Black Oaks, which sits at the top of Solitude Mountain, is a brick-by-brick recreation of a haunted manor house on the English moors. A curse involving werewolves was laid on the original manor house, which had secret passage ways and a dungeon where horrible acts of torture were performed.
Also staying at the mansion are a horribly scarred butler, a washed-up movie actor who is suspected of murdering his wife ten years before, and a gold-digging assistant. Soon after Robin arrives, a torrential rain causes landslides that isolate the mansion. To make matters worse, a detective arrives and informs everyone that an inmate from the hospital for the criminally insane has escaped. Then someone is murdered in a cage elevator that is trapped between the second and third floors of Black Oaks. The killer had to be in the elevator to commit the murder, but only the victim is in the cage.

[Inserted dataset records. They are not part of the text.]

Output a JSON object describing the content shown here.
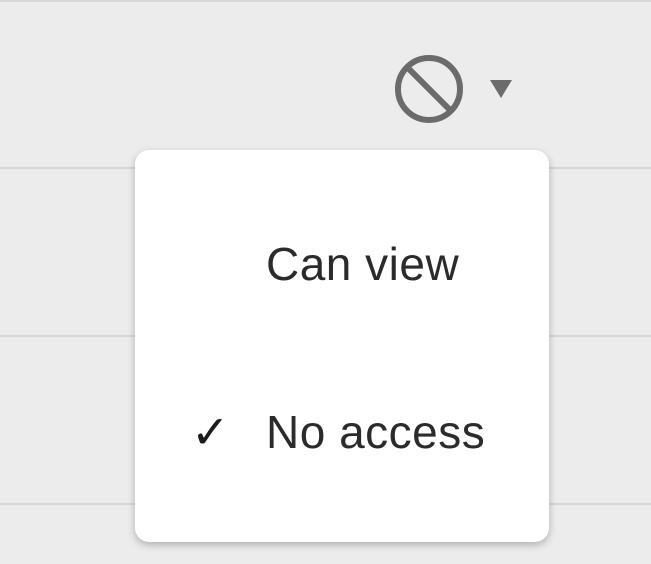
{
  "permission_control": {
    "current_icon": "ban-icon",
    "caret_icon": "caret-down-icon"
  },
  "menu": {
    "items": [
      {
        "label": "Can view",
        "selected": false
      },
      {
        "label": "No access",
        "selected": true,
        "check": "✓"
      }
    ]
  },
  "colors": {
    "background": "#ececec",
    "divider": "#d6d6d6",
    "menu_bg": "#ffffff",
    "icon": "#6b6b6b",
    "text": "#2b2b2b"
  }
}
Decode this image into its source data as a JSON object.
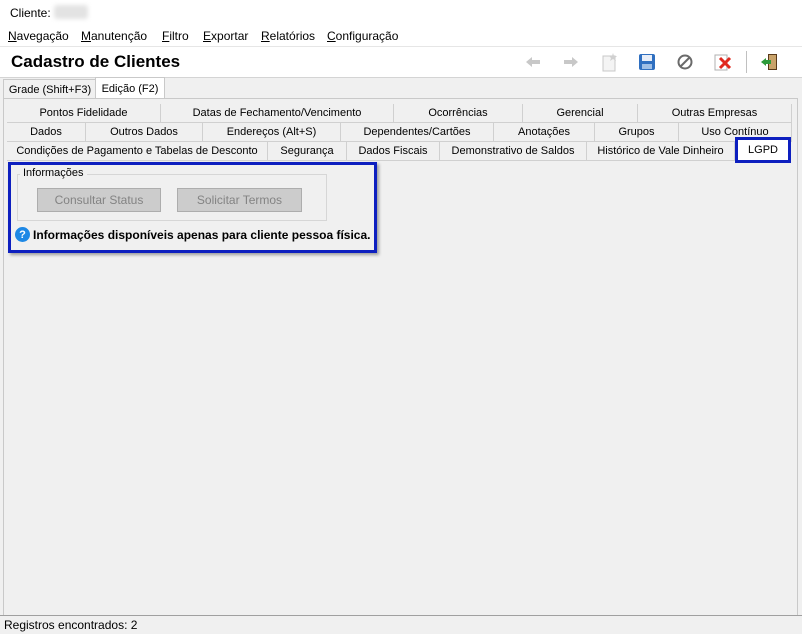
{
  "client_bar": {
    "label": "Cliente:"
  },
  "menu": [
    {
      "prefix": "",
      "accel": "N",
      "rest": "avegação"
    },
    {
      "prefix": "",
      "accel": "M",
      "rest": "anutenção"
    },
    {
      "prefix": "",
      "accel": "F",
      "rest": "iltro"
    },
    {
      "prefix": "",
      "accel": "E",
      "rest": "xportar"
    },
    {
      "prefix": "",
      "accel": "R",
      "rest": "elatórios"
    },
    {
      "prefix": "",
      "accel": "C",
      "rest": "onfiguração"
    }
  ],
  "header": {
    "title": "Cadastro de Clientes"
  },
  "toolbar": {
    "icons": [
      "arrow-left-icon",
      "arrow-right-icon",
      "new-record-icon",
      "save-icon",
      "cancel-icon",
      "delete-icon",
      "exit-icon"
    ]
  },
  "outer_tabs": [
    "Grade (Shift+F3)",
    "Edição (F2)"
  ],
  "inner_tabs": {
    "row1": [
      "Pontos Fidelidade",
      "Datas de Fechamento/Vencimento",
      "Ocorrências",
      "Gerencial",
      "Outras Empresas"
    ],
    "row2": [
      "Dados",
      "Outros Dados",
      "Endereços (Alt+S)",
      "Dependentes/Cartões",
      "Anotações",
      "Grupos",
      "Uso Contínuo"
    ],
    "row3": [
      "Condições de Pagamento e Tabelas de Desconto",
      "Segurança",
      "Dados Fiscais",
      "Demonstrativo de Saldos",
      "Histórico de Vale Dinheiro",
      "LGPD"
    ]
  },
  "lgpd": {
    "group_label": "Informações",
    "btn_status": "Consultar Status",
    "btn_terms": "Solicitar Termos",
    "info_icon": "?",
    "info_message": "Informações disponíveis apenas para cliente pessoa física."
  },
  "status": {
    "text": "Registros encontrados: 2"
  },
  "colors": {
    "highlight": "#0d1fbf",
    "info": "#1e88e5"
  }
}
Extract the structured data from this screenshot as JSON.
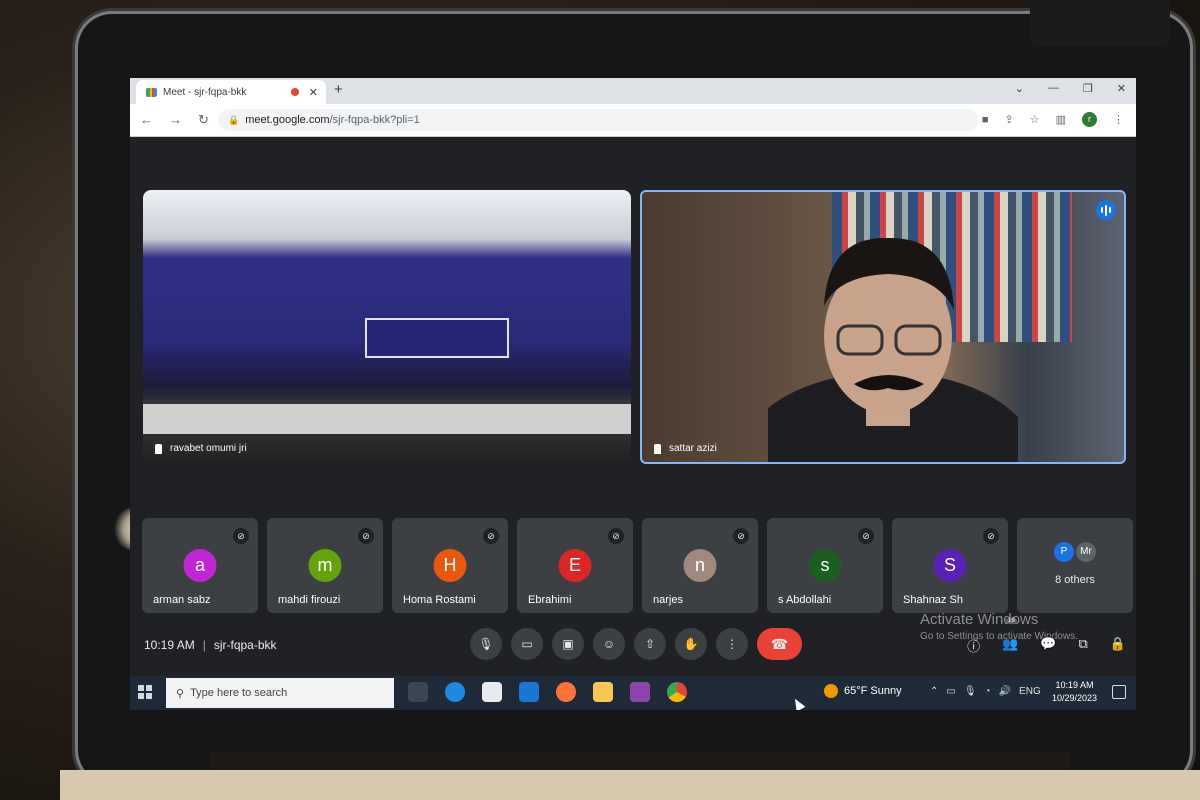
{
  "browser": {
    "tab_title": "Meet - sjr-fqpa-bkk",
    "tab_close": "✕",
    "new_tab": "+",
    "url_host": "meet.google.com",
    "url_path": "/sjr-fqpa-bkk?pli=1",
    "profile_initial": "r",
    "window_controls": [
      "⌄",
      "—",
      "❐",
      "✕"
    ]
  },
  "meet": {
    "main_tiles": [
      {
        "name": "ravabet omumi jri",
        "pinned": true
      },
      {
        "name": "sattar azizi",
        "speaking": true
      }
    ],
    "participants": [
      {
        "name": "arman sabz",
        "initial": "a",
        "color": "#c026d3"
      },
      {
        "name": "mahdi firouzi",
        "initial": "m",
        "color": "#65a30d"
      },
      {
        "name": "Homa Rostami",
        "initial": "H",
        "color": "#ea580c"
      },
      {
        "name": "Ebrahimi",
        "initial": "E",
        "color": "#dc2626"
      },
      {
        "name": "narjes",
        "initial": "n",
        "color": "#a1887f"
      },
      {
        "name": "s Abdollahi",
        "initial": "s",
        "color": "#1b5e20"
      },
      {
        "name": "Shahnaz Sh",
        "initial": "S",
        "color": "#5b21b6"
      }
    ],
    "others": {
      "label": "8 others",
      "mini": [
        {
          "initial": "P",
          "color": "#1a73e8"
        },
        {
          "initial": "Mr",
          "color": "#5f6368"
        }
      ]
    },
    "time": "10:19 AM",
    "meeting_code": "sjr-fqpa-bkk",
    "separator": "|",
    "people_badge": "19"
  },
  "watermark": {
    "line1": "Activate Windows",
    "line2": "Go to Settings to activate Windows."
  },
  "taskbar": {
    "search_placeholder": "Type here to search",
    "weather": "65°F  Sunny",
    "language": "ENG",
    "clock_time": "10:19 AM",
    "clock_date": "10/29/2023"
  }
}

The hardest part of writing Murder at Black Oaks was the creation of my impossible crime. I am pretty good at figuring out whodunit when I read a mystery novel, but I don’t have a lot of success figuring out how a victim was killed in a locked room. So, I went on the Internet looking for help.
I found several excellent articles listing writers favorite locked room mysteries. The Great Locked Room Mystery: My Top 10 Impossible Crimes by Tom Mead, which was published in CrimeReads, and The Top 10 Locked Room Mysteries by Adrian McKinty provided excellent lists of challenging mysteries. But the tutorial provided by John Dickson Carr, the undisputed champion of the locked room/impossible crime genre, saved the day.
In 1935, Mr. Carr published The Hollow Man in England. (It was called The Three Coffins when it was published in the United States). In one of the chapters, Dr. Gideon Fell discusses every possible solution to a locked room situation. With the lecture as a guide, I was able to create my impossible crime situation.
I have had a ball writing my homage to the writers who inspired me. I hope Readers have as much fun reading it as I had writing it.